A ação encaminhada ao MPF destaca o fato de que tal situação atenta contra a liberdade religiosa e o Estado laico | FOTO: Reprodução |

O deputado estadual Paulo Reis (PT-SP) entrou com uma representação no Ministério Público Federal (MPF) para que o órgão apure a denúncia feita pela reportagem do site Intercept, que revelou que policiais militares de várias localidades do Brasil se deslocam para templos da Igreja Universal durante o horário de serviço para serem doutrinados.

Em sua ação, o deputado Paulo Reis destaca o fato de que, quando instadas, as Secretarias Estaduais de Segurança Pública e as Polícias Militares apresentaram versões contrapostas. Enquanto algumas aludiram à presença dos policiais nos eventos promovidos pela Igreja Universal como “visitas normais” e outras como “esporádicas”, “momentos de reflexão”, entre outras.

Também é levantado o fato de que o próprio Secretário de Segurança Pública do Estado de São Paulo, Guilherme Derrite, em solenidade ocorrida no 12º Batalhão de Polícia Militar Metropolitano, agradeceu “a assistência prestada pela Universal através do programa UFP”, assim como as doações de “literatura (livros) e bíblias com o comentário do Bispo Macedo às autoridades”.

Na peça jurídica, o deputado Paulo Reis afirma que “não é possível que a Polícia Militar, ostensiva que é, seja deslocada em massa para a realização de eventos religiosos, utilizando fardamento e viaturas oficiais, enquanto tantos outros lugares precisam de maior patrulhamento, como, por exemplo, as vias públicas”.

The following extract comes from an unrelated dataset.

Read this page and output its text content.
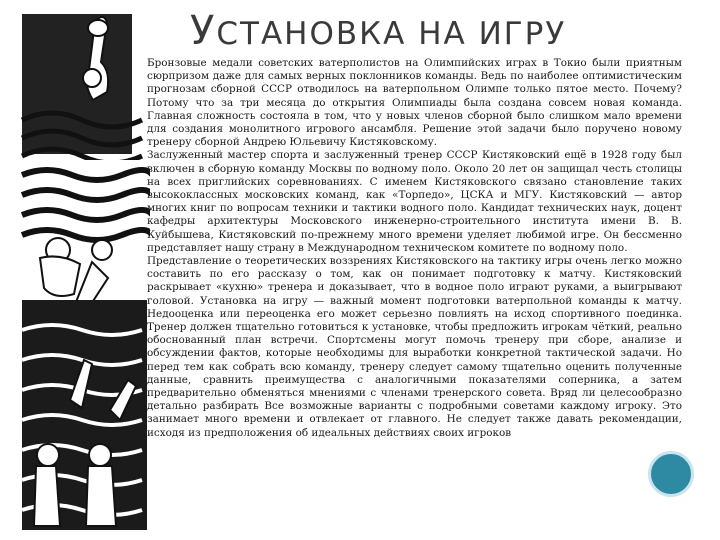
УСТАНОВКА НА ИГРУ

Бронзовые медали советских ватерполистов на Олимпийских играх в Токио были приятным сюрпризом даже для самых верных поклонников команды. Ведь по наиболее оптимистическим прогнозам сборной СССР отводилось на ватерпольном Олимпе только пятое место. Почему? Потому что за три месяца до открытия Олимпиады была создана совсем новая команда. Главная сложность состояла в том, что у новых членов сборной было слишком мало времени для создания монолитного игрового ансамбля. Решение этой задачи было поручено новому тренеру сборной Андрею Юльевичу Кистяковскому.

Заслуженный мастер спорта и заслуженный тренер СССР Кистяковский ещё в 1928 году был включен в сборную команду Москвы по водному поло. Около 20 лет он защищал честь столицы на всех приглийских соревнованиях. С именем Кистяковского связано становление таких высококлассных московских команд, как «Торпедо», ЦСКА и МГУ. Кистяковский — автор многих книг по вопросам техники и тактики водного поло. Кандидат технических наук, доцент кафедры архитектуры Московского инженерно-строительного института имени В. В. Куйбышева, Кистяковский по-прежнему много времени уделяет любимой игре. Он бессменно представляет нашу страну в Международном техническом комитете по водному поло.

Представление о теоретических воззрениях Кистяковского на тактику игры очень легко можно составить по его рассказу о том, как он понимает подготовку к матчу. Кистяковский раскрывает «кухню» тренера и доказывает, что в водное поло играют руками, а выигрывают головой. Установка на игру — важный момент подготовки ватерпольной команды к матчу. Недооценка или переоценка его может серьезно повлиять на исход спортивного поединка. Тренер должен тщательно готовиться к установке, чтобы предложить игрокам чёткий, реально обоснованный план встречи. Спортсмены могут помочь тренеру при сборе, анализе и обсуждении фактов, которые необходимы для выработки конкретной тактической задачи. Но перед тем как собрать всю команду, тренеру следует самому тщательно оценить полученные данные, сравнить преимущества с аналогичными показателями соперника, а затем предварительно обменяться мнениями с членами тренерского совета. Вряд ли целесообразно детально разбирать Все возможные варианты с подробными советами каждому игроку. Это занимает много времени и отвлекает от главного. Не следует также давать рекомендации, исходя из предположения об идеальных действиях своих игроков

“Diante dos fatos públicos e notórios noticiados pela imprensa, é preciso que o Ministério Público Federal tome providências a fim de investigar o deslocamento e comparecimento de tantos agentes de segurança pública em eventos religiosos promovidos pela Igreja Universal do Reino de Deus em diversos Estados da Federação, sob pena de permitir-se uma verdadeira cooptação da segurança pública, bem como de violações à legislação federal estadual”, solicita a ação assinada pelo deputado Paulo Reis.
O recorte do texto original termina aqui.